Sebelumnya, Kepala Teknik Panas Bumi (KTPB) PTSMGP, Ali Sahid melalui siaran pers kepada wartawan, aktivasi Sumur V-01 dimulai pada pukul 11:30 WIB. Setelah melakukan pre-job safety meeting dilanjutkan dengan penyisiran perimeter aman sejauh 300 meter dari lokasi titik pembukaan.
“Pembukaan dimulai dengan dibukanya katup 3 inchi sebanyak 4 drat atau 20% dengan metode penetralisir H2S (abatement system), semua kegiatan berlangsung di lokasi pad V yang berjarak sekitar 700 m dari titik terdekat Desa Sibanggor Julu,” ujar Ali.
Dijelaskan Ali, slama kegiatan, H2S termonitor 0 PPM, baik di lokasi pekerjaan Pad V maupun di sekitar perimeter aman 300 meter. Sampai adanya laporan bau menyengat dari masyarakat Sibanggor Julu yang dibuktikan dengan alat deteksi gas H2S. “Kegiatan ini didampingi dan disaksikan langsung oleh KTPB SMGP, Kepala Desa Sibanggor Julu dan 4 Personel Pamobvit di lokasi pada V,” kata Ali.
Dikatakannya kegiatan aktivasi segera dihentikan begitu mendengar adanya laporan bau menyengat, dan kepala desa berserta tim CDCR melakukan pemeriksaan di desa dan memberi info indikasi bau sudah tidak ada begitu mereka tiba di desa.
“Saat ini PTSMGP masih fokus dalam penanganan masyarakat dengan mengerahkan ambulans dan kendaraan untuk menjemput masyarakat yang mengeluhkan kondisi kesehatannya untuk dibawa ke Rumah Sakit.
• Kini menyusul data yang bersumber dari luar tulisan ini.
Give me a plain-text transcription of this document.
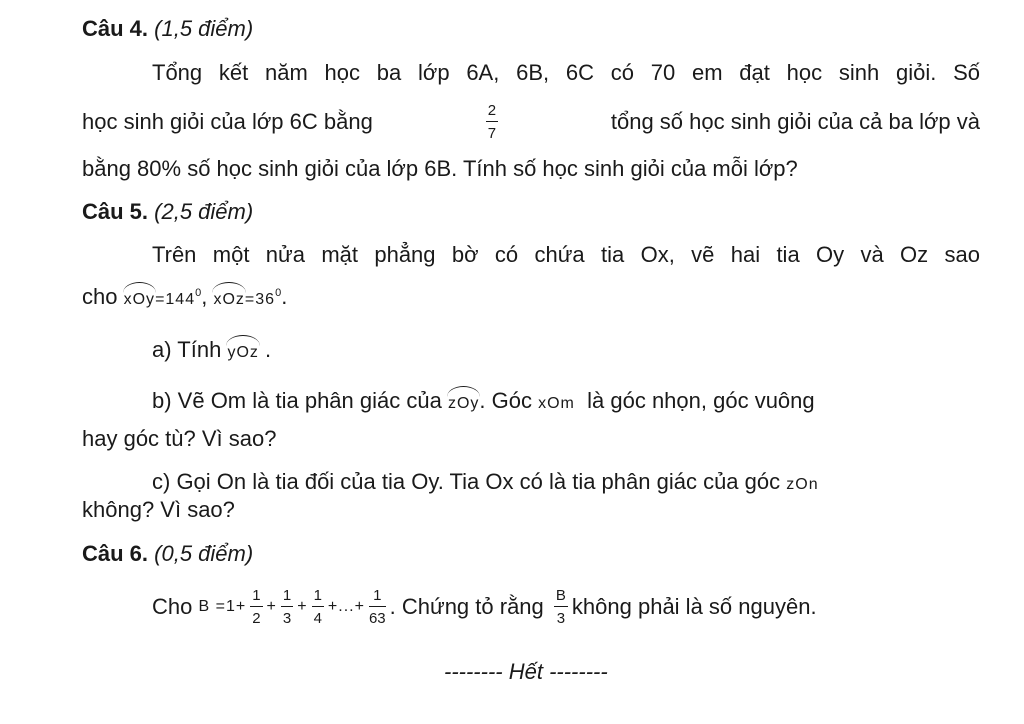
Câu 4. (1,5 điểm)
Tổng kết năm học ba lớp 6A, 6B, 6C có 70 em đạt học sinh giỏi. Số
học sinh giỏi của lớp 6C bằng	$\frac{2}{7}$	tổng số học sinh giỏi của cả ba lớp và
bằng 80% số học sinh giỏi của lớp 6B. Tính số học sinh giỏi của mỗi lớp?
Câu 5. (2,5 điểm)
Trên một nửa mặt phẳng bờ có chứa tia Ox, vẽ hai tia Oy và Oz sao
cho $xOy=144^0$, $xOz=36^0$.
a) Tính yOz .
b) Vẽ Om là tia phân giác của zOy. Góc xOm là góc nhọn, góc vuông
hay góc tù? Vì sao?
c) Gọi On là tia đối của tia Oy. Tia Ox có là tia phân giác của góc zOn
không? Vì sao?
Câu 6. (0,5 điểm)
Cho
$B =1+ \frac{1}{2} + \frac{1}{3} + \frac{1}{4}$ +...+ $\frac{1}{63}$ . Chứng tỏ rằng
$\frac{B}{3}$ không phải là số nguyên.
-------- Hết --------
Sementara ini kondisi di desa sudah tertangani dan operasi Perusahaan tetap berjalan normal. Aparat keamanan sudah dikerahkan untuk menjaga keamanan dan ketertiban,” jelasnya.
Sebelumnya, 123 warga di Desa Sibanggor Julu dan Desa Sibanggor Tonga, Kecamatan Puncak Sorik Marapi, dilarikan ke sejumlah rumah sakit dan puskesmas. Diduga, warga menjadi korban paparan gas tambang panas bumi, di sekitaran lokasi Wellped V-1 pada Kamis (22/2/2024) malam.